To get back to Alta, drop back the way you came from the Davenport ridgeline into Grizzly. To get back to Solitude, just go the rest of the way down the gut of Silver Fork. You’ll end up at a short, snowpacked road a quarter-mile skate from Solitude’s Eagle Express lift.
Pink Pine Ridge
Pink Pine is a short, easy, relatively safe tour—one of the mellowest in Little Cottonwood, in fact. So while it offers lovely north and northeast facing tree glades for good sheltered skiing, the rest of the ski crowd is onto the little secret. The solution? Hit it early in the morning soon after a storm cycle ends. The trail’s lower-canyon views look even better when illuminated by a sunrise glow, so you’ll see Pink Pine at its prettiest.

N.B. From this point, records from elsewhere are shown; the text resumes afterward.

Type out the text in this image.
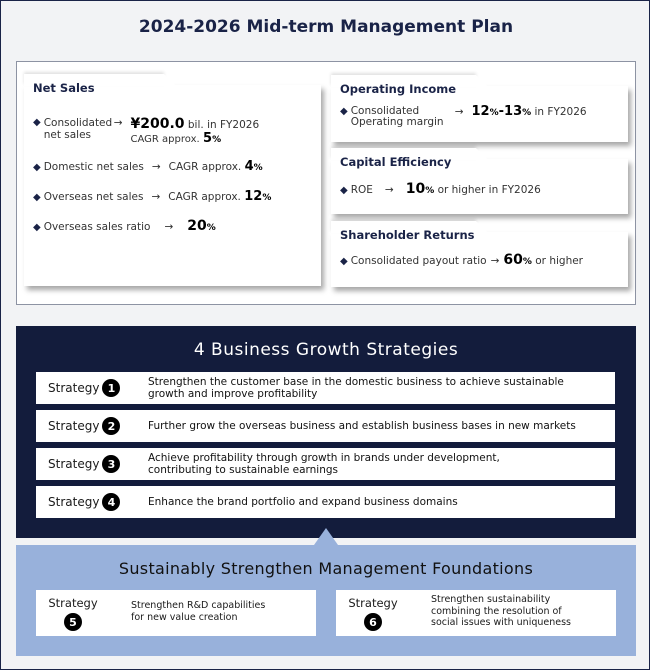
2024-2026 Mid-term Management Plan
Net Sales
◆ Consolidated net sales
→ ¥200.0 bil. in FY2026
CAGR approx. 5%
◆ Domestic net sales → CAGR approx.
4 %
◆ Overseas net sales → CAGR approx.
12 %
◆ Overseas sales ratio → 20 %
Operating Income
◆ Consolidated
Operating margin
→ 12%-13% in FY2026
Capital Efficiency
◆ ROE → 10 %
or higher in FY2026
Shareholder Returns
◆ Consolidated payout ratio → 60 %
or higher
4 Business Growth Strategies
Strategy 1	Strengthen the customer base in the domestic business to achieve sustainable
growth and improve profitability
Strategy 2	Further grow the overseas business and establish business bases in new markets
Strategy 3	Achieve profitability through growth in brands under development,
contributing to sustainable earnings
Strategy 4	Enhance the brand portfolio and expand business domains
Sustainably Strengthen Management Foundations
Strategy
5
Strengthen R&D capabilities
for new value creation
Strategy
6
Strengthen sustainability
combining the resolution of
social issues with uniqueness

Park at the White Pine parking lot, cross the canyon stream at the bridge, and follow the wide summer trail upwards and to the west. After almost a mile, you’ll come to a fork in the trail. You’ll want to head right, across the snow-covered bridge over the stream. (Heading left would take you to White Pine, which is lovely but not the plan of the day.)
After another quarter-mile or so, you’ll arrive at another turnoff to the left, located at the toe of a ridgeline that ascends between White and Red Pine gulleys. Take this turnoff and head up the ridgeline as long as you like. Most people go up about 500 feet from here, although you can go farther for more vertical.
For your descent, there are a few superb options. The likely best bet when the snow isn’t brand-spanking-new is to head northeast down the wide-spaced tree slope into White Pine. You’ll link back up with the skin track you came up.
As always, for any of these tours, go equipped with avy knowledge and a beacon, probe, and shovel. The Utah Avalanche Center offers a comprehensive daily forecast. And to help your route-finding, download the Wasatch Backcountry Skiing map to your phone—it’ll tell you exactly where you are on a topo map of ski routes in the Cottonwood Canyons.